What are they guys thinking?
You had a guy come to your house? On a first meet? I hope this is something you no longer do, for safety reasons!
Sheri
Until you've met (online connections in general, not this guy) and some kind of real life interaction begins, it's a mistake to fall into that trap of having any expectations at all. People disappear for a many number of reasons and it usually has nothing to do with you.
Why not just take him off your own list if it bothers you to see him? You can't control HIS actions, but you can control yours. Unless you block him, he can always get back in touch with you, so you won't be missing out on anything except the stress.
Sheri
Well, we talked online again the other night. Apparently he has been super busy with work (has been working longer hours), and not even getting online here lately. He's also a single Dad with 2 young (13, 15) teenage boys. Maybe I expect too much too soon from men in general. I just thought it was odd that we went for several days without any communication from him. Maybe I am always bracing myself for a fall or disappointment. That is what happens when you've been let down as many times as I have.
However, I am going to remove two others guys from my list who are no longer "options" for me. Even if the one guy I had hoped would contact me eventually does, it is much too late and I'd run the risk of him "bailing" a third time. Not going to chance it.
Mitsy, you're in your 40s, correct (I apologize if I'm confusing you with someone else)? I would really urge you to stop IM'ing people...my experience is that men in our age group who are into IM'ing are NOT really interested in actually *dating*...they either want notches on their belt or they just want to chat.
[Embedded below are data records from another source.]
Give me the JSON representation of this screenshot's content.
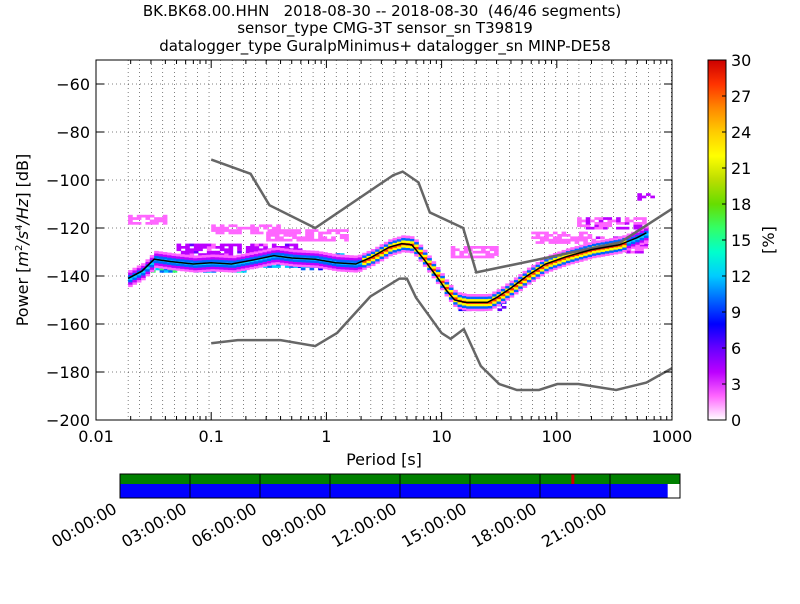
{
  "title_lines": [
    "BK.BK68.00.HHN   2018-08-30 -- 2018-08-30  (46/46 segments)",
    "sensor_type CMG-3T sensor_sn T39819",
    "datalogger_type GuralpMinimus+ datalogger_sn MINP-DE58"
  ],
  "chart_data": {
    "type": "heatmap",
    "xlabel": "Period [s]",
    "ylabel_parts": [
      "Power [",
      "m",
      "2",
      "/",
      "s",
      "4",
      "/",
      "Hz",
      "] [dB]"
    ],
    "x_scale": "log",
    "xlim": [
      0.01,
      1000
    ],
    "ylim": [
      -200,
      -50
    ],
    "x_ticks": [
      0.01,
      0.1,
      1,
      10,
      100,
      1000
    ],
    "x_tick_labels": [
      "0.01",
      "0.1",
      "1",
      "10",
      "100",
      "1000"
    ],
    "y_ticks": [
      -200,
      -180,
      -160,
      -140,
      -120,
      -100,
      -80,
      -60
    ],
    "y_tick_labels": [
      "−200",
      "−180",
      "−160",
      "−140",
      "−120",
      "−100",
      "−80",
      "−60"
    ],
    "grid": "dotted vertical lines at period bins, dotted horizontal lines at major y ticks",
    "colorbar": {
      "label": "[%]",
      "range": [
        0,
        30
      ],
      "ticks": [
        0,
        3,
        6,
        9,
        12,
        15,
        18,
        21,
        24,
        27,
        30
      ],
      "colormap": [
        "#ffffff",
        "#ff66ff",
        "#bb00ff",
        "#6600ff",
        "#0000ff",
        "#0066ff",
        "#00ccff",
        "#00ffcc",
        "#33ff66",
        "#66dd00",
        "#bbdd00",
        "#ffff00",
        "#ffcc00",
        "#ff8800",
        "#ff3300",
        "#cc0000"
      ]
    },
    "noise_model_color": "#666666",
    "nhnm": {
      "name": "NHNM",
      "x": [
        0.1,
        0.22,
        0.32,
        0.8,
        3.8,
        4.6,
        6.3,
        7.9,
        15.4,
        20,
        354.8,
        1000
      ],
      "y": [
        -91.5,
        -97.4,
        -110.5,
        -120,
        -98,
        -96.5,
        -101,
        -113.5,
        -120,
        -138.5,
        -126,
        -112
      ]
    },
    "nlnm": {
      "name": "NLNM",
      "x": [
        0.1,
        0.17,
        0.4,
        0.8,
        1.24,
        2.4,
        4.3,
        5,
        6,
        10,
        12,
        15.6,
        21.9,
        31.6,
        45,
        70,
        101,
        154,
        328,
        600,
        1000
      ],
      "y": [
        -168,
        -166.7,
        -166.7,
        -169.2,
        -163.7,
        -148.6,
        -141.1,
        -141.1,
        -149,
        -163.8,
        -166.2,
        -162.1,
        -177.5,
        -185,
        -187.5,
        -187.5,
        -185,
        -185,
        -187.5,
        -184.4,
        -178.4
      ]
    },
    "mode_curve": {
      "name": "mode",
      "color": "#000000",
      "x": [
        0.019,
        0.025,
        0.032,
        0.045,
        0.07,
        0.1,
        0.15,
        0.25,
        0.35,
        0.5,
        0.8,
        1.2,
        1.8,
        2.5,
        3.5,
        4.5,
        5.5,
        7,
        9,
        11,
        13,
        16,
        20,
        25,
        30,
        40,
        55,
        80,
        120,
        200,
        350,
        500,
        600
      ],
      "y": [
        -141,
        -138,
        -133,
        -134,
        -135,
        -134.5,
        -135,
        -133,
        -131.5,
        -132.5,
        -133,
        -134.5,
        -135,
        -132,
        -128,
        -126.5,
        -127,
        -133,
        -140,
        -146,
        -150,
        -151,
        -151,
        -151,
        -149,
        -145,
        -140,
        -135,
        -132,
        -129,
        -127,
        -124,
        -122
      ]
    },
    "clusters": [
      {
        "x": [
          0.03,
          0.2
        ],
        "y": [
          -138,
          -132
        ],
        "pct": 13
      },
      {
        "x": [
          0.2,
          0.6
        ],
        "y": [
          -136,
          -130
        ],
        "pct": 11
      },
      {
        "x": [
          0.6,
          1.4
        ],
        "y": [
          -137,
          -131
        ],
        "pct": 10
      },
      {
        "x": [
          0.05,
          0.6
        ],
        "y": [
          -131,
          -127
        ],
        "pct": 4
      },
      {
        "x": [
          0.3,
          1.5
        ],
        "y": [
          -125,
          -121
        ],
        "pct": 2
      },
      {
        "x": [
          0.019,
          0.04
        ],
        "y": [
          -118,
          -115
        ],
        "pct": 2
      },
      {
        "x": [
          0.1,
          0.4
        ],
        "y": [
          -122,
          -119
        ],
        "pct": 2
      },
      {
        "x": [
          12,
          30
        ],
        "y": [
          -132,
          -128
        ],
        "pct": 2
      },
      {
        "x": [
          60,
          200
        ],
        "y": [
          -126,
          -122
        ],
        "pct": 2
      },
      {
        "x": [
          150,
          600
        ],
        "y": [
          -120,
          -116
        ],
        "pct": 3
      },
      {
        "x": [
          200,
          600
        ],
        "y": [
          -130,
          -124
        ],
        "pct": 3
      },
      {
        "x": [
          500,
          700
        ],
        "y": [
          -108,
          -106
        ],
        "pct": 4
      },
      {
        "x": [
          14,
          35
        ],
        "y": [
          -154,
          -150
        ],
        "pct": 7
      }
    ]
  },
  "timeline": {
    "tick_labels": [
      "00:00:00",
      "03:00:00",
      "06:00:00",
      "09:00:00",
      "12:00:00",
      "15:00:00",
      "18:00:00",
      "21:00:00"
    ],
    "coverage_color": "#008000",
    "gap_marker_color": "#cc0000",
    "gap_marker_fraction": 0.806,
    "data_color": "#0000ff",
    "data_end_fraction": 0.978
  }
}
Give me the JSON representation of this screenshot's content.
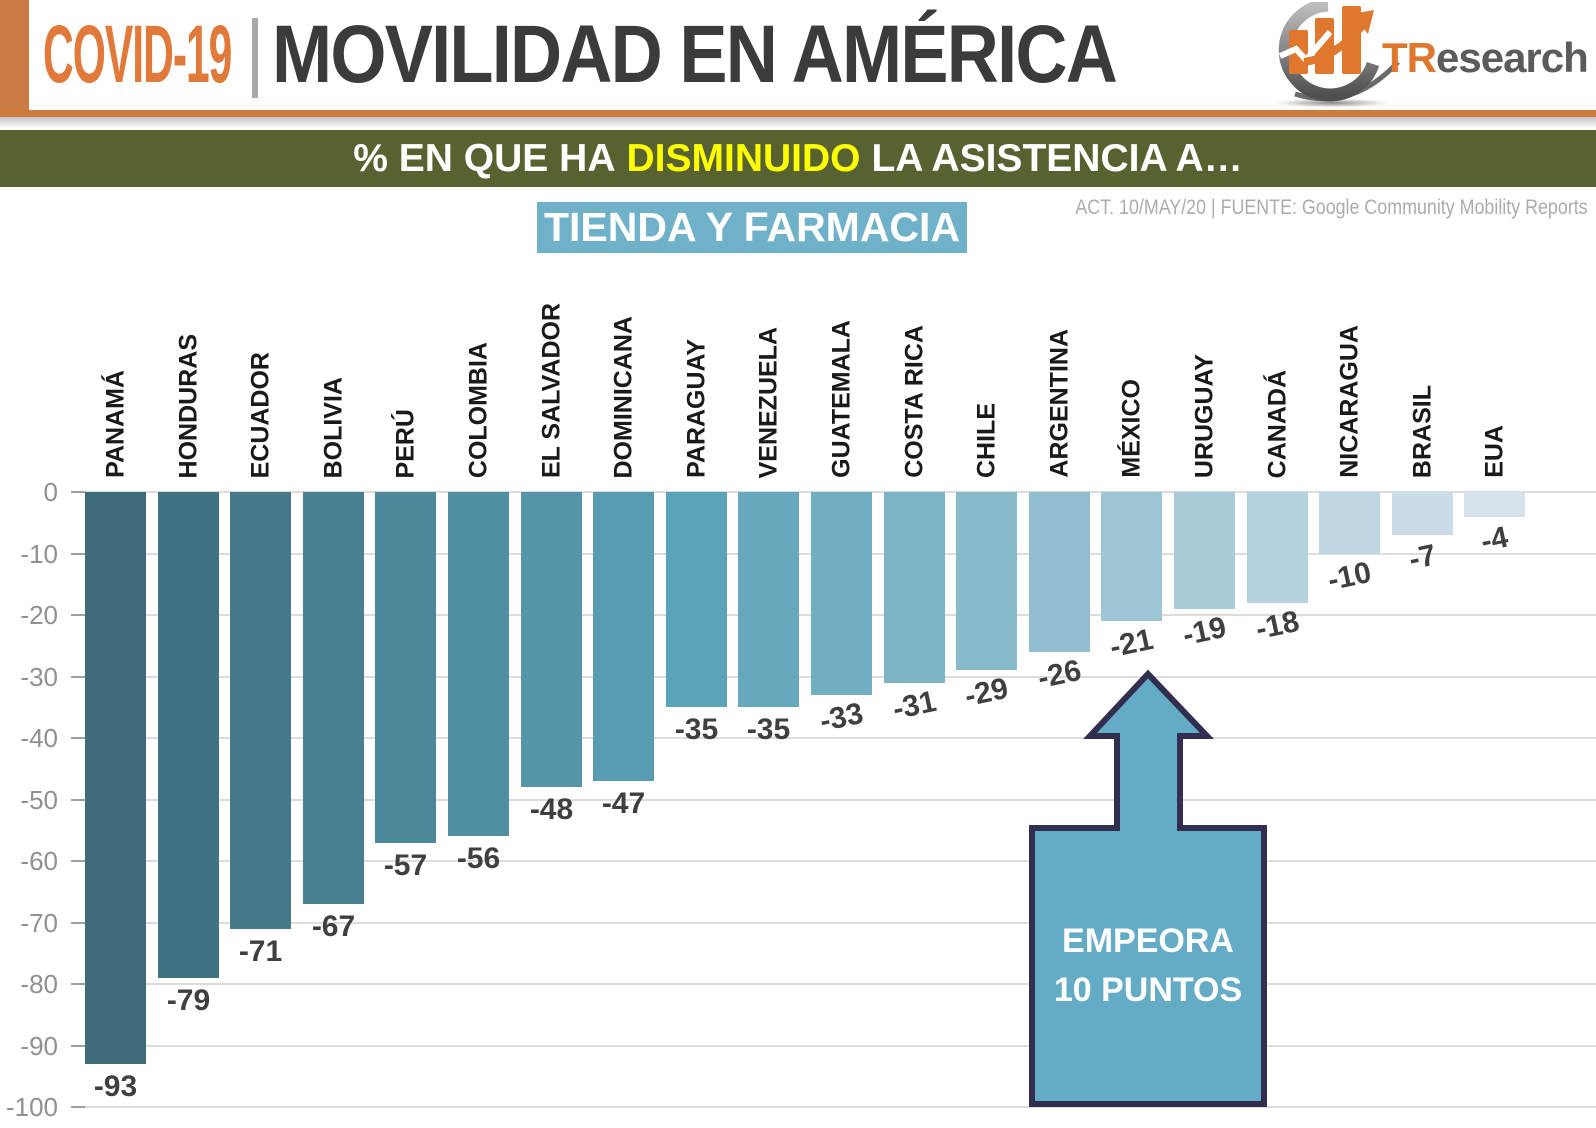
{
  "header": {
    "brand": "COVID-19",
    "section_title": "MOVILIDAD EN AMÉRICA",
    "logo": {
      "prefix": "TR",
      "suffix": "esearch"
    }
  },
  "banner": {
    "prefix": "% EN QUE HA",
    "highlight": "DISMINUIDO",
    "suffix": "LA ASISTENCIA A…"
  },
  "meta_line": "ACT. 10/MAY/20 | FUENTE: Google Community Mobility Reports",
  "callout": {
    "line1": "EMPEORA",
    "line2": "10 PUNTOS"
  },
  "colors": {
    "accent_orange": "#e0793a",
    "header_block_orange": "#ca7a42",
    "header_rule_orange": "#d0793d",
    "header_text": "#3b3b3b",
    "banner_bg": "#586231",
    "banner_highlight": "#fdff00",
    "chart_title_bg": "#6fb1c9",
    "callout_fill": "#64abc6",
    "callout_border": "#312e4f",
    "grid": "#dcdcdc",
    "axis_text": "#909090",
    "value_text": "#3f3f3f",
    "country_text": "#1a1a1a",
    "meta_text": "#acacac"
  },
  "chart_data": {
    "type": "bar",
    "title": "TIENDA Y FARMACIA",
    "categories": [
      "PANAMÁ",
      "HONDURAS",
      "ECUADOR",
      "BOLIVIA",
      "PERÚ",
      "COLOMBIA",
      "EL SALVADOR",
      "DOMINICANA",
      "PARAGUAY",
      "VENEZUELA",
      "GUATEMALA",
      "COSTA RICA",
      "CHILE",
      "ARGENTINA",
      "MÉXICO",
      "URUGUAY",
      "CANADÁ",
      "NICARAGUA",
      "BRASIL",
      "EUA"
    ],
    "values": [
      -93,
      -79,
      -71,
      -67,
      -57,
      -56,
      -48,
      -47,
      -35,
      -35,
      -33,
      -31,
      -29,
      -26,
      -21,
      -19,
      -18,
      -10,
      -7,
      -4
    ],
    "bar_colors": [
      "#3d6b7a",
      "#417282",
      "#45798a",
      "#488091",
      "#4c8799",
      "#508ea1",
      "#5495a9",
      "#579cb0",
      "#5ba3b8",
      "#66a9bd",
      "#71aec1",
      "#7cb4c6",
      "#87bacb",
      "#92bfd0",
      "#9ec5d4",
      "#a9cbd9",
      "#b4d1de",
      "#bfd6e3",
      "#cadce7",
      "#d5e2ec"
    ],
    "xlabel": "",
    "ylabel": "",
    "ylim": [
      -100,
      0
    ],
    "yticks": [
      0,
      -10,
      -20,
      -30,
      -40,
      -50,
      -60,
      -70,
      -80,
      -90,
      -100
    ],
    "grid": true,
    "legend": "none",
    "annotation": "EMPEORA 10 PUNTOS (flecha sobre MÉXICO)"
  }
}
You may have better luck if you keep interaction to email or phone (or real life, best of all).
Sheri
Edited 10/27/2005 10:09 am ET by mitsy2
Well, that's just my point...even with OLD, it's NOT the norm, at least among men in our age group who are sincere about taking it to real life and actually dating. I don't IM, and I still find people from OLD sites to date. Since I stopped IM'ing, my ratio of emails to meets has become MUCH higher. I think it weeds out at least some of the players and most of the "looky loos".
I would just say no when someone wants to add you to his buddy list...keep it to email and then move to the phone and/or real life.